War Diaries, 1939–1945
- Author: Astrid Lindgren
- Original title: Krigsdagböcker
- Language: Swedish
- Genre: Diary
- Publisher: Rabén & Sjögren
- Publication date: 2015
- Publication place: Sweden
- Published in English: 2016

= War Diaries, 1939–1945 =

Published diary

War Diaries, 1939–1945 (Swedish: Krigsdagböcker) is a book written by Astrid Lindgren. It contains the diary entries that Lindgren made during the Second World War. The book has been translated into many different languages including German and English.

== Content ==
On 1 September 1939 Lindgren's diary started with the words "Oh! War broke out today. Nobody could believe it". Then she documented the events of the war with the help of newspaper articles and letters. In doing so, she did not only mention the threat posed by Hitler, but also that of Stalin, when the latter was attacking Finland, for example. While Lindgren initially feared Stalin and a Russian invasion much more than Hitler, her image of Germany changed more and more to the worse. She got angry with the Germans, who managed to get the rest of humanity up against themselves every twenty years causing two world wars. At the same time, Lindgren also showed compassion for the Germans when the bombs were dropped on Berlin.

== Background ==
From 1 September 1939 to 31 December 1945, Astrid Lindgren wrote a diary in which she told her view of the war, but also collected newspaper articles and letters about what was happening. When Lindgren started writing the diary, she was 32 years old and lived in Stockholm along with her husband Sture Lindgren and their two children. At that time she was working as a secretary for the Royal Automobile Club. With the exception of a few short stories in newspapers, Lindgren had not published anything. In 1940 she got a new job. She had to read German letters on behalf of the Swedish intelligence agency. This job gave her deeper insights into the war, which she also found its way into her diary. Although it was not actually allowed to do so, Lindgren copied a few letters and put them into her diary. Astrid Lindgren's main focus in the diary was on the war and its impact on her and her family. The book tells little about other personal experiences. During that time Lindgren's marriage was in a crisis, her husband was hardly at home, fell in love with another woman and became increasingly addicted to alcohol, but this was hardly mentioned in the diaries.

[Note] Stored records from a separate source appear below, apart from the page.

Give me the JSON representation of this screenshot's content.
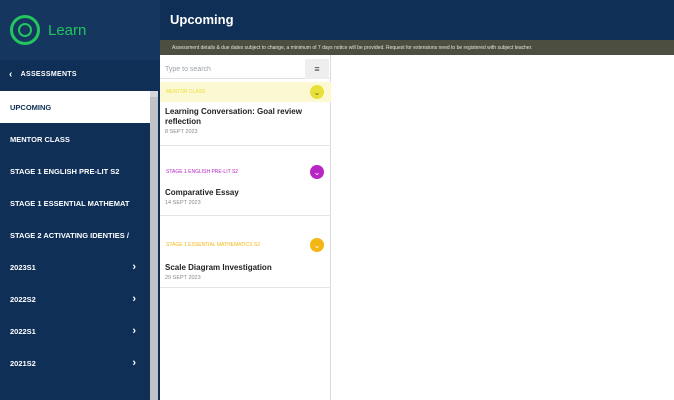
{
  "app": {
    "logo_text": "Learn"
  },
  "header": {
    "title": "Upcoming"
  },
  "notice": "Assessment details & due dates subject to change, a minimum of 7 days notice will be provided. Request for extensions need to be registered with subject teacher.",
  "sidebar": {
    "back_label": "ASSESSMENTS",
    "items": [
      {
        "label": "UPCOMING",
        "active": true
      },
      {
        "label": "MENTOR CLASS"
      },
      {
        "label": "STAGE 1 ENGLISH PRE-LIT S2"
      },
      {
        "label": "STAGE 1 ESSENTIAL MATHEMAT"
      },
      {
        "label": "STAGE 2 ACTIVATING IDENTIES /"
      },
      {
        "label": "2023S1",
        "has_arrow": true
      },
      {
        "label": "2022S2",
        "has_arrow": true
      },
      {
        "label": "2022S1",
        "has_arrow": true
      },
      {
        "label": "2021S2",
        "has_arrow": true
      }
    ]
  },
  "search": {
    "placeholder": "Type to search"
  },
  "groups": [
    {
      "label": "MENTOR CLASS",
      "color": "#e8e03a",
      "bg": "#fbf8d2"
    },
    {
      "label": "STAGE 1 ENGLISH PRE-LIT S2",
      "color": "#b726c4",
      "bg": "#ffffff"
    },
    {
      "label": "STAGE 1 ESSENTIAL MATHEMATICS S2",
      "color": "#f3b612",
      "bg": "#ffffff"
    }
  ],
  "entries": [
    {
      "title": "Learning Conversation: Goal review reflection",
      "date": "8 SEPT 2023"
    },
    {
      "title": "Comparative Essay",
      "date": "14 SEPT 2023"
    },
    {
      "title": "Scale Diagram Investigation",
      "date": "29 SEPT 2023"
    }
  ],
  "colors": {
    "navy": "#0f2f57",
    "logo_green": "#22c55e"
  }
}
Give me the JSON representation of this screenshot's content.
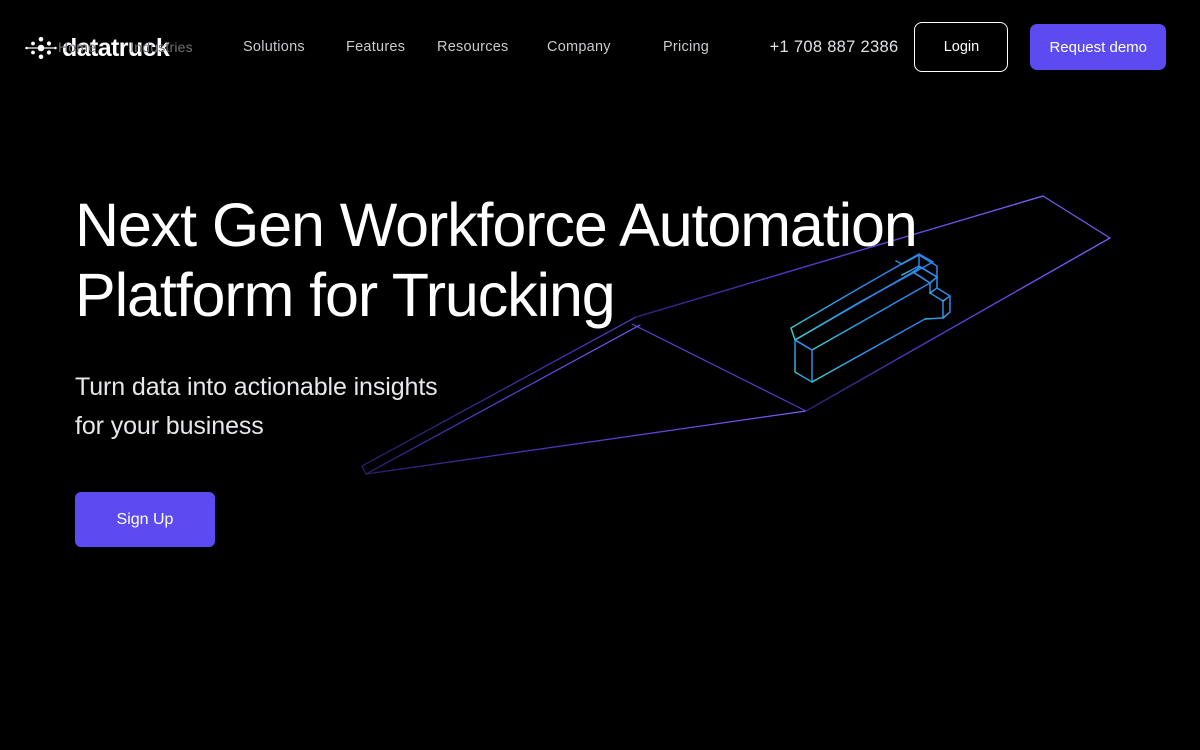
{
  "brand": {
    "logo_text": "datatruck",
    "logo_icon": "dots-constellation-icon"
  },
  "nav": {
    "ghost_items": [
      {
        "label": "Home"
      },
      {
        "label": "Industries"
      }
    ],
    "items": [
      {
        "label": "Solutions"
      },
      {
        "label": "Features"
      },
      {
        "label": "Resources"
      },
      {
        "label": "Company"
      },
      {
        "label": "Pricing"
      }
    ],
    "phone": "+1 708 887 2386",
    "login_label": "Login",
    "demo_label": "Request demo"
  },
  "hero": {
    "heading": "Next Gen Workforce Automation\nPlatform for Trucking",
    "subheading": "Turn data into actionable insights\nfor your business",
    "cta_label": "Sign Up"
  },
  "colors": {
    "background": "#000000",
    "accent_purple": "#5b4bf0",
    "text_primary": "#ffffff",
    "text_muted": "#c9c9ce",
    "road_purple": "#5b3fd4",
    "truck_blue": "#2f8fe8",
    "truck_teal": "#3fc9c4"
  },
  "art": {
    "road_label": "isometric-road-path",
    "truck_label": "isometric-truck-wireframe"
  }
}
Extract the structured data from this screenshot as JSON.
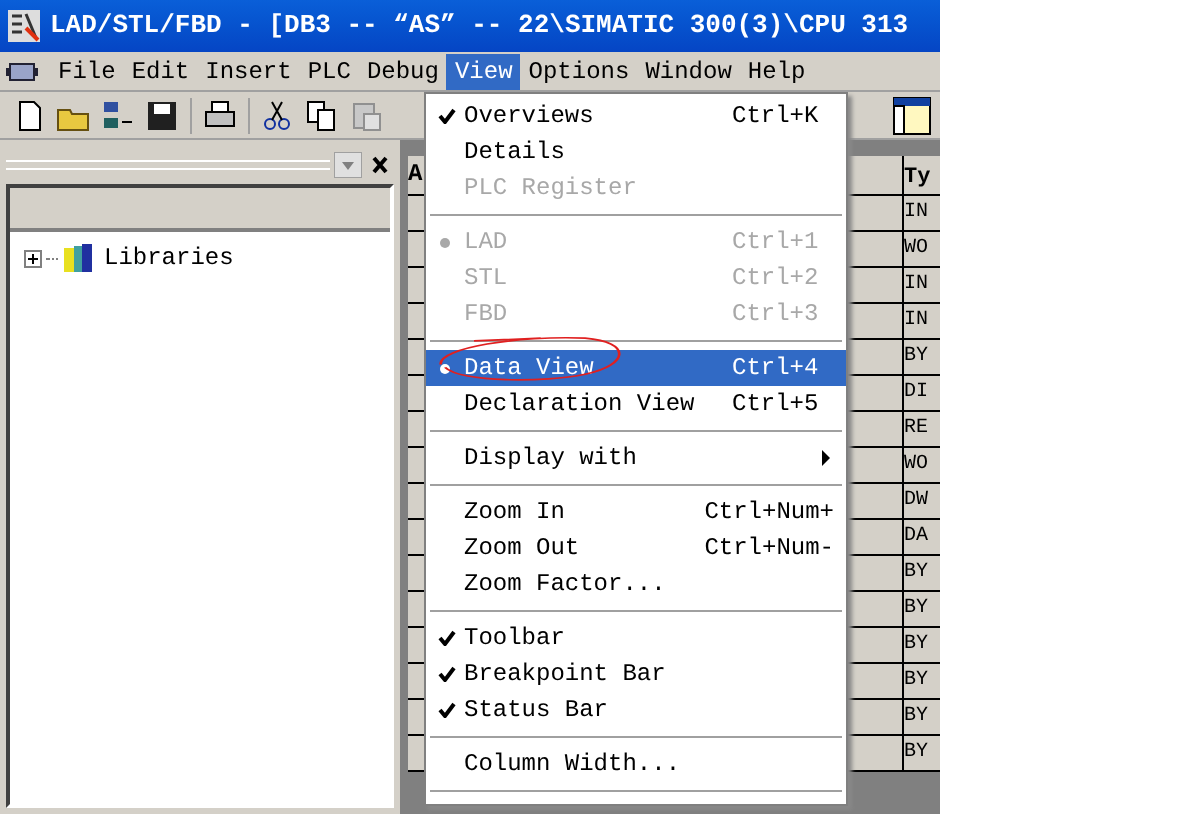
{
  "window": {
    "title": "LAD/STL/FBD  - [DB3 -- “AS” -- 22\\SIMATIC 300(3)\\CPU 313"
  },
  "menu_bar": [
    {
      "label": "File",
      "selected": false
    },
    {
      "label": "Edit",
      "selected": false
    },
    {
      "label": "Insert",
      "selected": false
    },
    {
      "label": "PLC",
      "selected": false
    },
    {
      "label": "Debug",
      "selected": false
    },
    {
      "label": "View",
      "selected": true
    },
    {
      "label": "Options",
      "selected": false
    },
    {
      "label": "Window",
      "selected": false
    },
    {
      "label": "Help",
      "selected": false
    }
  ],
  "view_menu": [
    {
      "kind": "item",
      "label": "Overviews",
      "shortcut": "Ctrl+K",
      "checked": true,
      "radio": false,
      "disabled": false,
      "selected": false
    },
    {
      "kind": "item",
      "label": "Details",
      "checked": false,
      "radio": false,
      "disabled": false,
      "selected": false
    },
    {
      "kind": "item",
      "label": "PLC Register",
      "checked": false,
      "radio": false,
      "disabled": true,
      "selected": false
    },
    {
      "kind": "separator"
    },
    {
      "kind": "item",
      "label": "LAD",
      "shortcut": "Ctrl+1",
      "checked": false,
      "radio": true,
      "disabled": true,
      "selected": false
    },
    {
      "kind": "item",
      "label": "STL",
      "shortcut": "Ctrl+2",
      "checked": false,
      "radio": false,
      "disabled": true,
      "selected": false
    },
    {
      "kind": "item",
      "label": "FBD",
      "shortcut": "Ctrl+3",
      "checked": false,
      "radio": false,
      "disabled": true,
      "selected": false
    },
    {
      "kind": "separator"
    },
    {
      "kind": "item",
      "label": "Data View",
      "shortcut": "Ctrl+4",
      "checked": false,
      "radio": true,
      "disabled": false,
      "selected": true
    },
    {
      "kind": "item",
      "label": "Declaration View",
      "shortcut": "Ctrl+5",
      "checked": false,
      "radio": false,
      "disabled": false,
      "selected": false
    },
    {
      "kind": "separator"
    },
    {
      "kind": "submenu",
      "label": "Display with",
      "checked": false,
      "radio": false,
      "disabled": false,
      "selected": false
    },
    {
      "kind": "separator"
    },
    {
      "kind": "item",
      "label": "Zoom In",
      "shortcut": "Ctrl+Num+",
      "checked": false,
      "radio": false,
      "disabled": false,
      "selected": false
    },
    {
      "kind": "item",
      "label": "Zoom Out",
      "shortcut": "Ctrl+Num-",
      "checked": false,
      "radio": false,
      "disabled": false,
      "selected": false
    },
    {
      "kind": "item",
      "label": "Zoom Factor...",
      "checked": false,
      "radio": false,
      "disabled": false,
      "selected": false
    },
    {
      "kind": "separator"
    },
    {
      "kind": "item",
      "label": "Toolbar",
      "checked": true,
      "radio": false,
      "disabled": false,
      "selected": false
    },
    {
      "kind": "item",
      "label": "Breakpoint Bar",
      "checked": true,
      "radio": false,
      "disabled": false,
      "selected": false
    },
    {
      "kind": "item",
      "label": "Status Bar",
      "checked": true,
      "radio": false,
      "disabled": false,
      "selected": false
    },
    {
      "kind": "separator"
    },
    {
      "kind": "item",
      "label": "Column Width...",
      "checked": false,
      "radio": false,
      "disabled": false,
      "selected": false
    },
    {
      "kind": "separator"
    }
  ],
  "tree": [
    {
      "label": "Libraries",
      "expanded": false
    }
  ],
  "table": {
    "columns": [
      "A",
      "Ty"
    ],
    "rows": [
      "IN",
      "WO",
      "IN",
      "IN",
      "BY",
      "DI",
      "RE",
      "WO",
      "DW",
      "DA",
      "BY",
      "BY",
      "BY",
      "BY",
      "BY",
      "BY"
    ]
  }
}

Lindgren's family knew the war diaries. Her husband Sture and her two children Lasse and Karin Lindgren contributed information or listened to Lindgren when she read entries from the diary.

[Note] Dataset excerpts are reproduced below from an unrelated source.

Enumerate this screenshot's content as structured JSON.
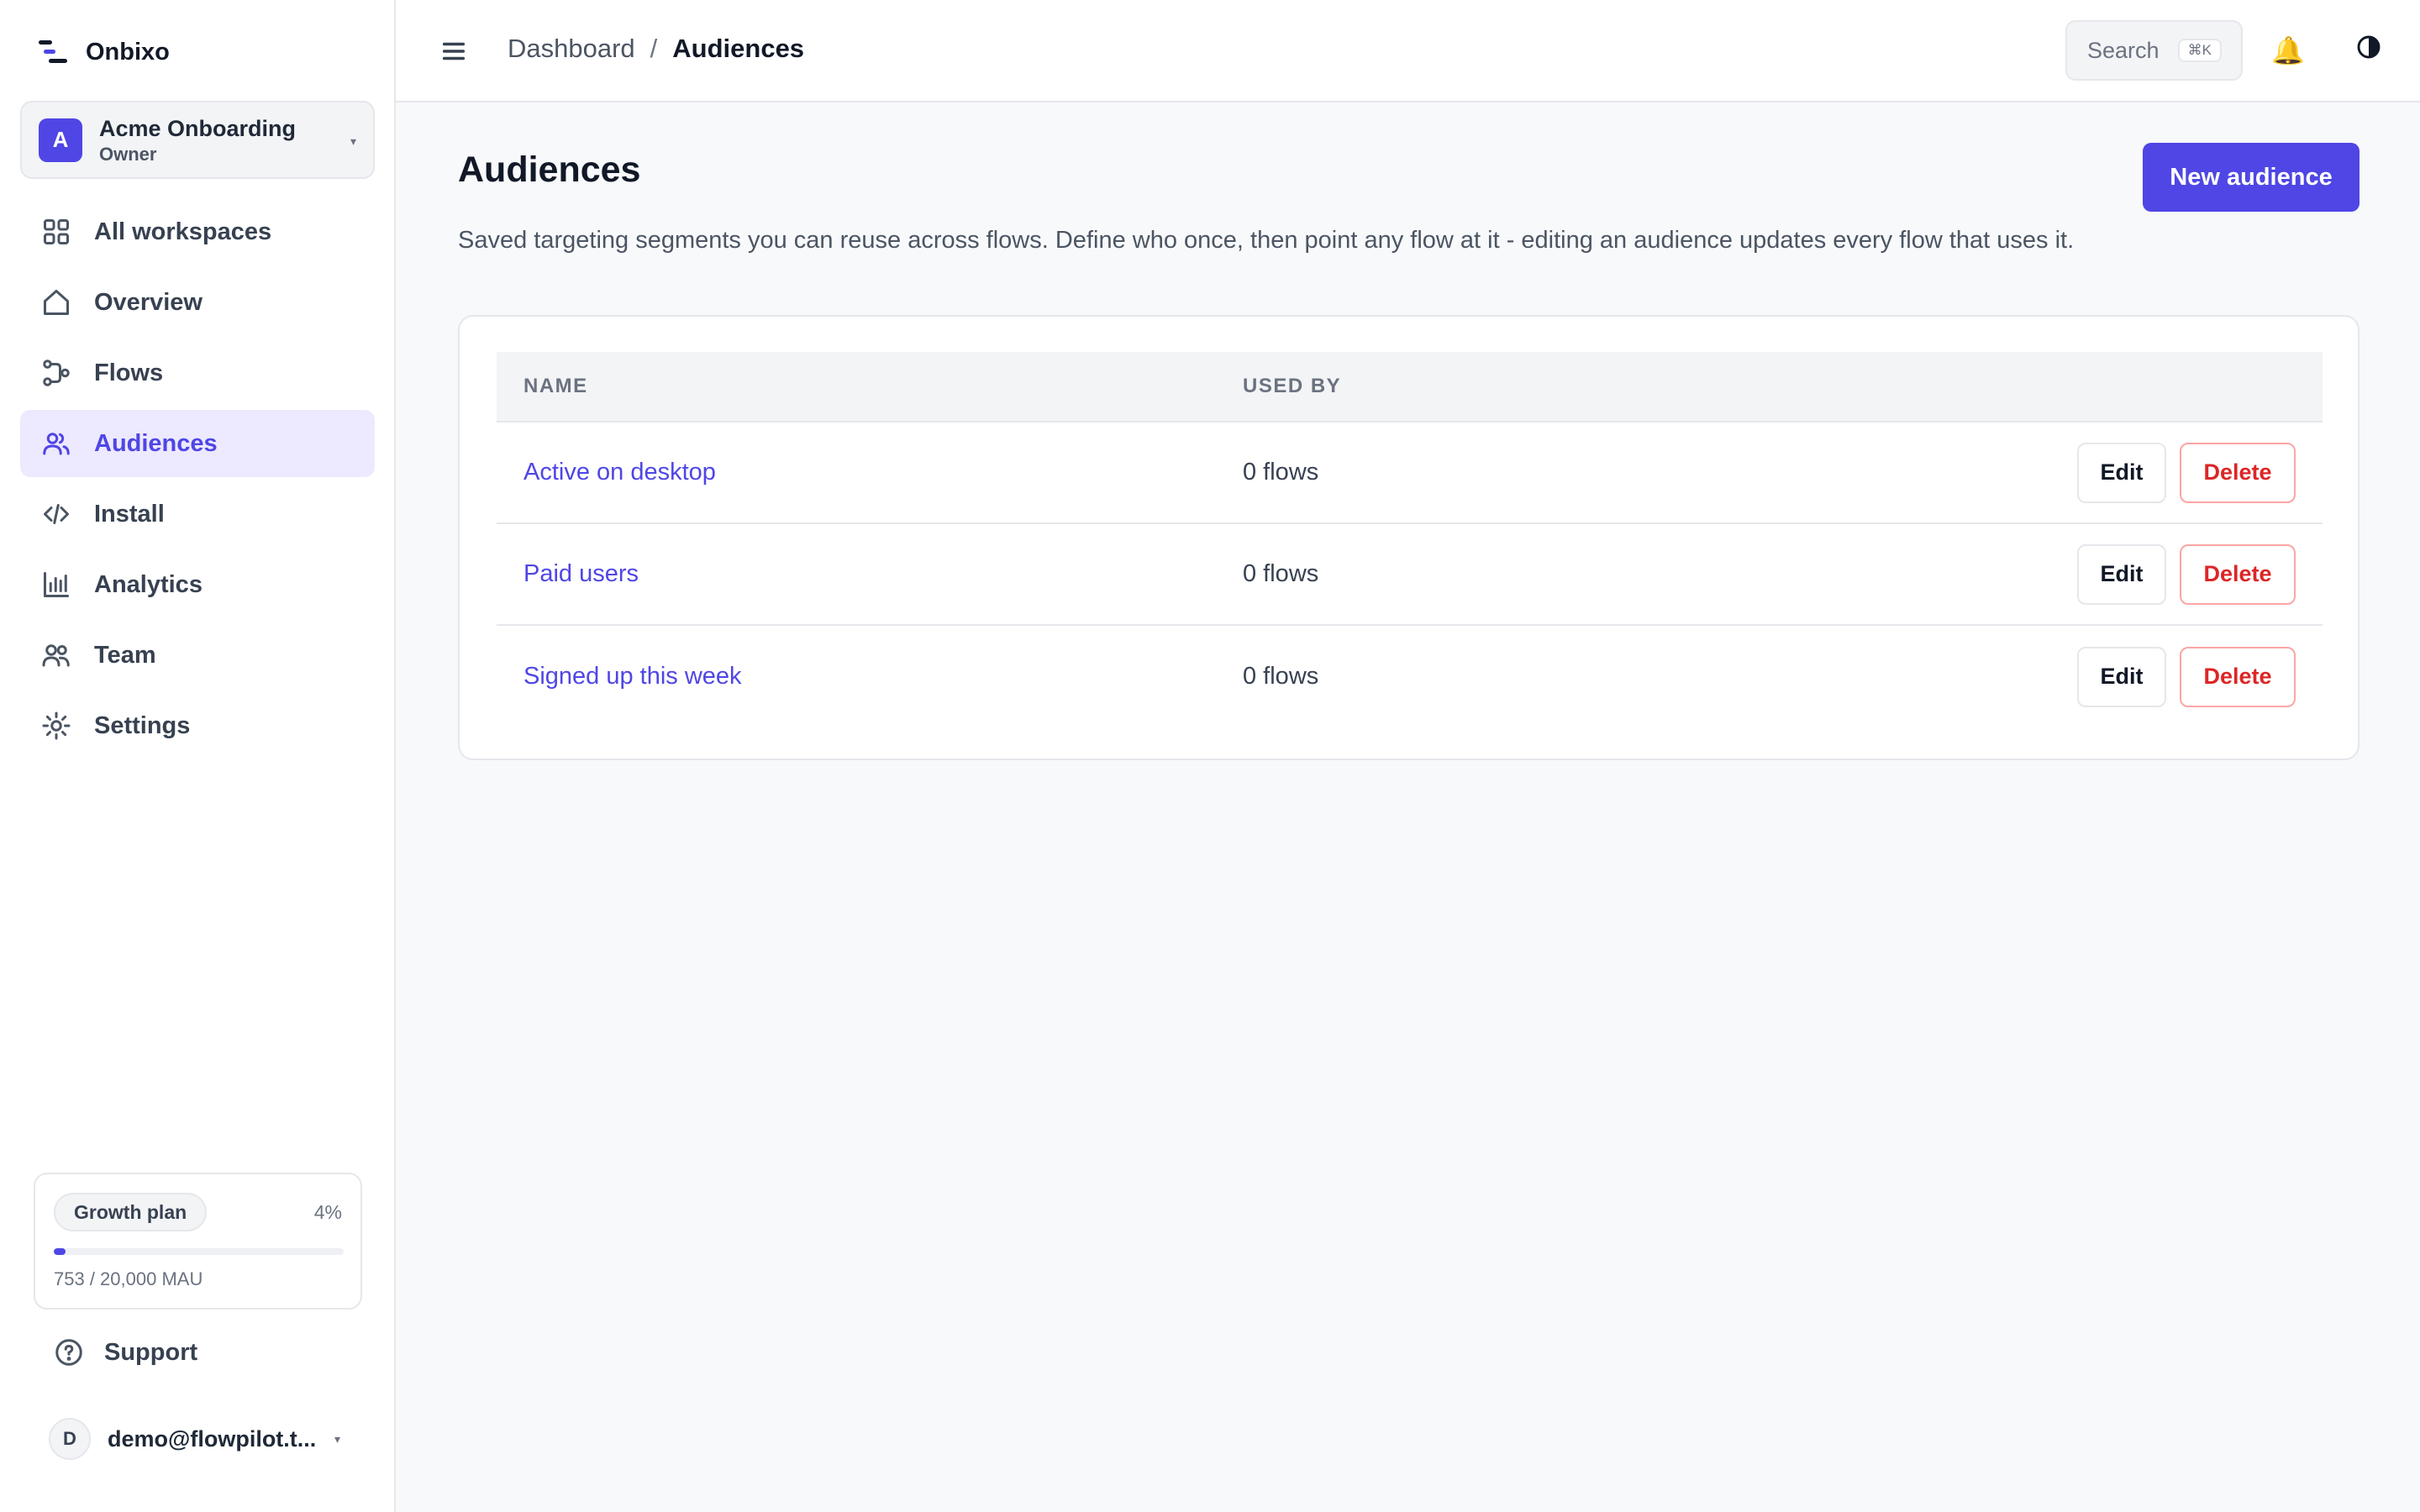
{
  "brand": {
    "name": "Onbixo"
  },
  "workspace": {
    "initial": "A",
    "name": "Acme Onboarding",
    "role": "Owner"
  },
  "nav": {
    "items": [
      {
        "label": "All workspaces",
        "icon": "grid-icon"
      },
      {
        "label": "Overview",
        "icon": "home-icon"
      },
      {
        "label": "Flows",
        "icon": "flow-icon"
      },
      {
        "label": "Audiences",
        "icon": "users-icon",
        "active": true
      },
      {
        "label": "Install",
        "icon": "code-icon"
      },
      {
        "label": "Analytics",
        "icon": "bar-chart-icon"
      },
      {
        "label": "Team",
        "icon": "team-icon"
      },
      {
        "label": "Settings",
        "icon": "gear-icon"
      }
    ]
  },
  "plan": {
    "name": "Growth plan",
    "percent_label": "4%",
    "percent": 0.04,
    "usage": "753 / 20,000 MAU"
  },
  "support": {
    "label": "Support"
  },
  "user": {
    "initial": "D",
    "email": "demo@flowpilot.t..."
  },
  "topbar": {
    "breadcrumb": {
      "parent": "Dashboard",
      "separator": "/",
      "current": "Audiences"
    },
    "search": {
      "label": "Search",
      "shortcut": "⌘K"
    },
    "bell": "🔔"
  },
  "main": {
    "title": "Audiences",
    "new_button": "New audience",
    "description": "Saved targeting segments you can reuse across flows. Define who once, then point any flow at it - editing an audience updates every flow that uses it.",
    "table": {
      "columns": [
        "NAME",
        "USED BY"
      ],
      "rows": [
        {
          "name": "Active on desktop",
          "used_by": "0 flows",
          "edit": "Edit",
          "delete": "Delete"
        },
        {
          "name": "Paid users",
          "used_by": "0 flows",
          "edit": "Edit",
          "delete": "Delete"
        },
        {
          "name": "Signed up this week",
          "used_by": "0 flows",
          "edit": "Edit",
          "delete": "Delete"
        }
      ]
    }
  },
  "colors": {
    "accent": "#4f46e5",
    "danger": "#dc2626",
    "active_bg": "#ede9fe"
  }
}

Lindgren wrote her diaries onto a total of 17 notebooks. Astrid Lindgren never thought of publishing her diaries during her lifetime. The diaries were published in 2015 by Lindgren's community of heirs, Saltkråkan AB. Lindgren's grandson Nils Nyman later said that when he read the diaries, he felt that Lindgren wanted a publication of the books. Therefore, the family decided to publish the diaries. Critics share this view, as Lindgren often wrote to an imaginary readership.

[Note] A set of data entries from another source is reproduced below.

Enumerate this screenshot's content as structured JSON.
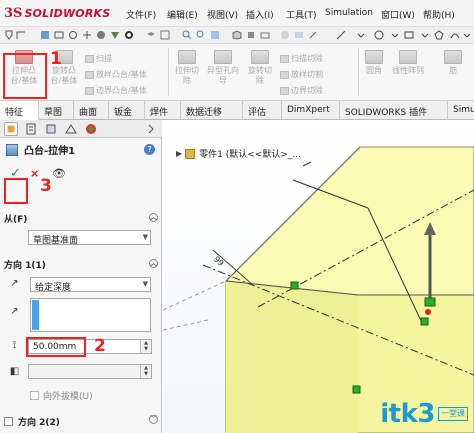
{
  "app": {
    "logo_ds": "3S",
    "logo_text": "SOLIDWORKS"
  },
  "menu": [
    "文件(F)",
    "编辑(E)",
    "视图(V)",
    "插入(I)",
    "工具(T)",
    "Simulation",
    "窗口(W)",
    "帮助(H)"
  ],
  "ribbon": {
    "extrude_boss": "拉伸凸台/基体",
    "revolve_boss": "旋转凸台/基体",
    "sweep": "扫描",
    "loft": "放样凸台/基体",
    "boundary_boss": "边界凸台/基体",
    "extrude_cut": "拉伸切除",
    "hole_wizard": "异型孔向导",
    "revolve_cut": "旋转切除",
    "swept_cut": "扫描切除",
    "lofted_cut": "放样切割",
    "boundary_cut": "边界切除",
    "fillet": "圆角",
    "linear_pattern": "线性阵列",
    "rib": "筋"
  },
  "tabs": [
    "特征",
    "草图",
    "曲面",
    "钣金",
    "焊件",
    "数据迁移",
    "评估",
    "DimXpert",
    "SOLIDWORKS 插件",
    "Simu"
  ],
  "property_manager": {
    "feature_title": "凸台-拉伸1",
    "help": "?",
    "ok": "✓",
    "cancel": "×",
    "from_label": "从(F)",
    "from_value": "草图基准面",
    "direction1_label": "方向 1(1)",
    "end_condition": "给定深度",
    "depth_value": "50.00mm",
    "draft_outward": "向外拔模(U)",
    "direction2_label": "方向 2(2)"
  },
  "annotations": {
    "n1": "1",
    "n2": "2",
    "n3": "3"
  },
  "graphics": {
    "breadcrumb": "零件1 (默认<<默认>_..."
  },
  "watermark": {
    "main": "itk3",
    "dot": ".com",
    "side1": "一堂课",
    "side2": ""
  },
  "colors": {
    "accent_red": "#e22222",
    "solid_fill": "#fbfbb4",
    "selection_blue": "#4aa3e6"
  }
}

Lindgren's granddaughter Annika Lindgren explained that hardly any editorial changes were made when publishing her grandmother's diary. Some newspaper clippings were not printed in the book, but all newspaper clippings that Astrid Lindgren commented on can also be found in the book. Otherwise, only trivialities were left out.

In Sweden, the war diaries started a debate about what was known in the country about the crimes of the Nazis during that time.

While Lindgren was writing her war diaries, she was writing Pippi Longstocking. This was also mentioned in the war diaries.

== Reception ==
- Awards
- 2015 LovelyBooks Leserpreis

- Critics
According to Stefanie Panzenböck from Falter, Lindgren created a valuable piece of contemporary history that shows a perspective of the Second World War that is unusual for Central Europe.

Lothar Schröder from Rheinische Post wrote that diaries are rarely as poignant as this one, with all of the writer's initial ingenuity and her growing desire to understand a little more of this disrupted world.

Kurt Tutschek from Piqd stated that Astrid Lindgren records everyday things and describes a Swedish family in times of war. The entries that depict the horrors of the war always include hopeful, happy moments, like when she wrote about Pippi Longstocking.